SCIRTOIDEA Fleming, 1821

SCIRTIDAE Fleming, 1821

Contacyphon Gozis, 1886

This is a common and often abundant species throughout Europe, extending east from Spain into Asia Minor and western Russia and north to the UK and far above the Arctic Circle in Fennoscandia; it is common throughout the UK and Ireland and occurs on all the islands north to Orkney. For many years it has been quoted as widespread in the Nearctic region but these records are now thought to be based on another species. Adults occur over a long season from April until September or October, they peak in abundance during March and again, in much larger numbers, during August, and are generally associated with wetlands and wetland margins; they can be very common in densely vegetated eutrophic still water habitats and are often abundant around peaty moorland ponds but more generally they are likely to be common in any densely vegetated marginal situation as well as in permanently damp situations e.g. among sedges on floodplains that dry out in the summer. They are diurnal and live mostly among foliage but during warm weather they occur on flowers, in the spring sometimes on hawthorn blossom, and often in large numbers where they may be observed feed on pollen, mating begins in the spring and continues into the summer. Little is known of the biology but larvae are aquatic and, typical of the family, microphagous, feeding on diatoms and algae which they filter from the water, and pupation occurs in marginal situations out of the water, new-generation adults occur from August and adults have been recorded among litter etc through the winter although it is not known whether the species overwinters entirely in this stage as other members of the genus are known to overwinter as larvae. Adults are easily sampled by sweeping vegetation but care must be taken when recording as they often occur along with numbers of other members of the genus.

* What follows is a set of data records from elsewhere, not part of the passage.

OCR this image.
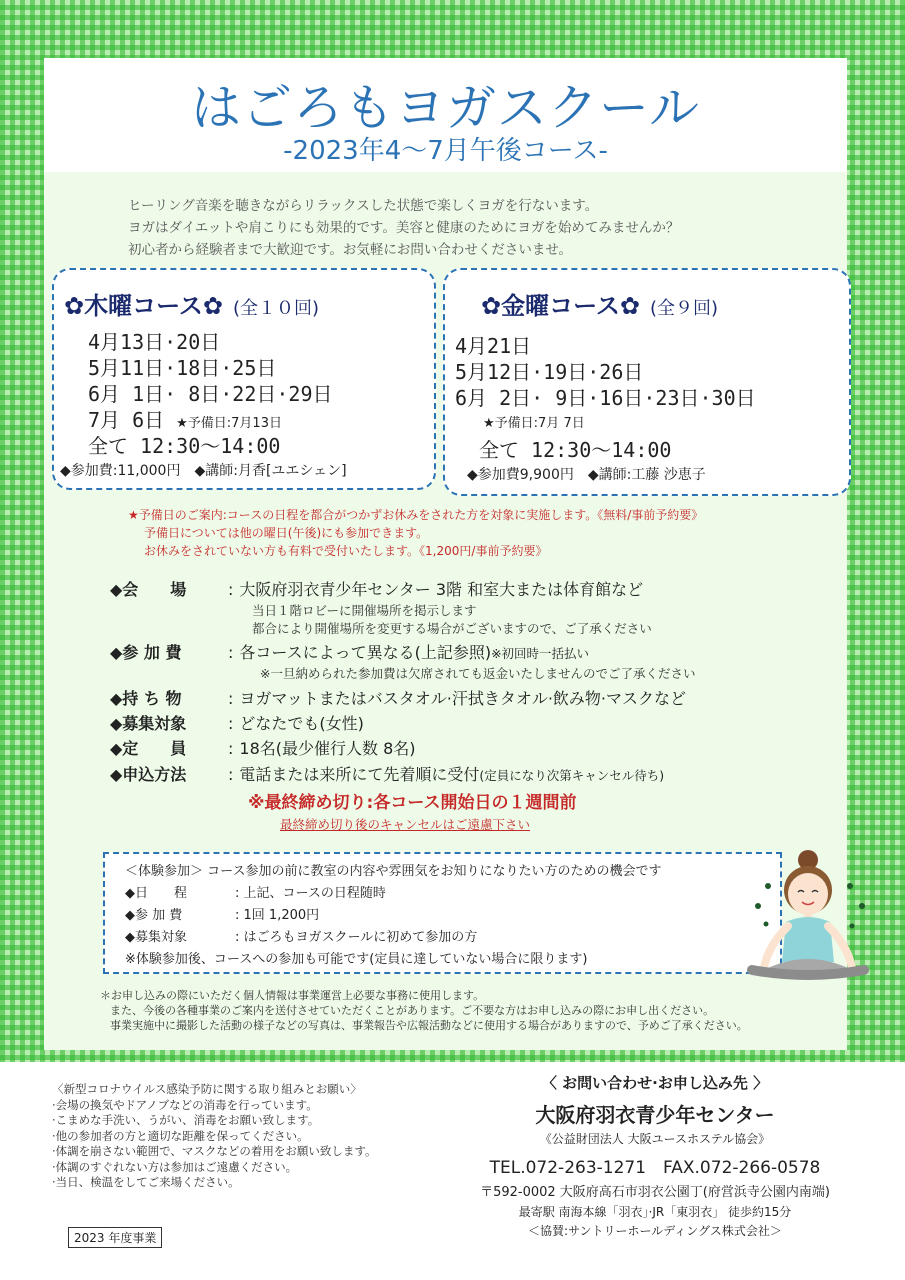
はごろもヨガスクール
-2023年4〜7月午後コース-
ヒーリング音楽を聴きながらリラックスした状態で楽しくヨガを行ないます。
ヨガはダイエットや肩こりにも効果的です。美容と健康のためにヨガを始めてみませんか？
初心者から経験者まで大歓迎です。お気軽にお問い合わせくださいませ。
✿木曜コース✿ (全１０回)
4月13日·20日
5月11日·18日·25日
6月 1日· 8日·22日·29日
7月 6日 ★予備日:7月13日
全て 12:30〜14:00
◆参加費:11,000円　 ◆講師:月香[ユエシェン]
✿金曜コース✿ (全９回)
4月21日
5月12日·19日·26日
6月 2日· 9日·16日·23日·30日
★予備日:7月 7日
全て 12:30〜14:00
◆参加費9,900円　 ◆講師:工藤 沙恵子
★予備日のご案内:コースの日程を都合がつかずお休みをされた方を対象に実施します。《無料/事前予約要》
予備日については他の曜日(午後)にも参加できます。
お休みをされていない方も有料で受付いたします。《1,200円/事前予約要》
◆会　　場	: 大阪府羽衣青少年センター 3階 和室大または体育館など
当日１階ロビーに開催場所を掲示します
都合により開催場所を変更する場合がございますので、ご了承ください
◆参 加 費	: 各コースによって異なる(上記参照)※初回時一括払い
※一旦納められた参加費は欠席されても返金いたしませんのでご了承ください
◆持 ち 物	: ヨガマットまたはバスタオル·汗拭きタオル·飲み物·マスクなど
◆募集対象	: どなたでも(女性)
◆定　　員	: 18名(最少催行人数 8名)
◆申込方法	: 電話または来所にて先着順に受付(定員になり次第キャンセル待ち)
※最終締め切り:各コース開始日の１週間前
最終締め切り後のキャンセルはご遠慮下さい
＜体験参加＞ コース参加の前に教室の内容や雰囲気をお知りになりたい方のための機会です
◆日　　程	: 上記、コースの日程随時
◆参 加 費	: 1回 1,200円
◆募集対象	: はごろもヨガスクールに初めて参加の方
※体験参加後、コースへの参加も可能です(定員に達していない場合に限ります)
＊お申し込みの際にいただく個人情報は事業運営上必要な事務に使用します。
また、今後の各種事業のご案内を送付させていただくことがあります。ご不要な方はお申し込みの際にお申し出ください。
事業実施中に撮影した活動の様子などの写真は、事業報告や広報活動などに使用する場合がありますので、予めご了承ください。
〈新型コロナウイルス感染予防に関する取り組みとお願い〉
·会場の換気やドアノブなどの消毒を行っています。
·こまめな手洗い、うがい、消毒をお願い致します。
·他の参加者の方と適切な距離を保ってください。
·体調を崩さない範囲で、マスクなどの着用をお願い致します。
·体調のすぐれない方は参加はご遠慮ください。
·当日、検温をしてご来場ください。
2023 年度事業
〈 お問い合わせ·お申し込み先 〉
大阪府羽衣青少年センター
《公益財団法人 大阪ユースホステル協会》
TEL.072-263-1271　FAX.072-266-0578
〒592-0002 大阪府高石市羽衣公園丁(府営浜寺公園内南端)
最寄駅 南海本線「羽衣」·JR「東羽衣」 徒歩約15分
＜協賛:サントリーホールディングス株式会社＞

At 2.0-2.5 mm this is among the smallest of the UK members of the genus and smaller specimens are almost certain to be this species. They are shiny and finely pubescent and variable but often recognizable in the field by the distinctive and rather dark colouration; head dark brown to black with the labrum pale brown, pronotum dark brown with pale lateral margins or, rarely entirely pale brown, elytra variable from entirely pale to dark brown but usually pale brown with the base, suture-the apex is usually pale- and lateral margins darkened, antennae extensively dark but with the second and third segments pale and the basal segment variable but darkened to some extent, legs pale with the femora and sometimes the penultimate tarsal segment dark. Ventral surface very dark brown to black, except for the elytral epipleura, and very finely punctured and pubescent. Head produced in front of large convex eyes, smoothly convex and finely punctured and with fine and rather long pale pubescence, antennae inserted laterally in front of the eyes; 11-segmented with the basal segment large and roundly expanded internally, the third segment clearly shorter than the third and the remaining segments elongate and clearly wider than the third. Pronotum very transverse, broadest across slightly obtuse posterior angles and narrowed to a weakly sinuate apical margin, basal margin strongly curved backwards and slightly sinuate inside the angles, surface finely punctures, about as strongly but usually a little less densely than the head, pubescence semi-recumbent, fine and directed backwards. Scutellum large triangular and punctured and pubescent as the pronotum. Elytra elongate, with rounded shoulders and curved laterally to a continuously curved apical margin, without striae or ridges, rather densely punctured throughout, these stronger than those on the pronotum, and with fine overlapping pubescence. Legs short and slender, tibiae almost parallel-sided and without obvious terminal spurs, tarsomeres short and not obviously lobed; the basal segment of the hind tarsi shorter than the following segments combined.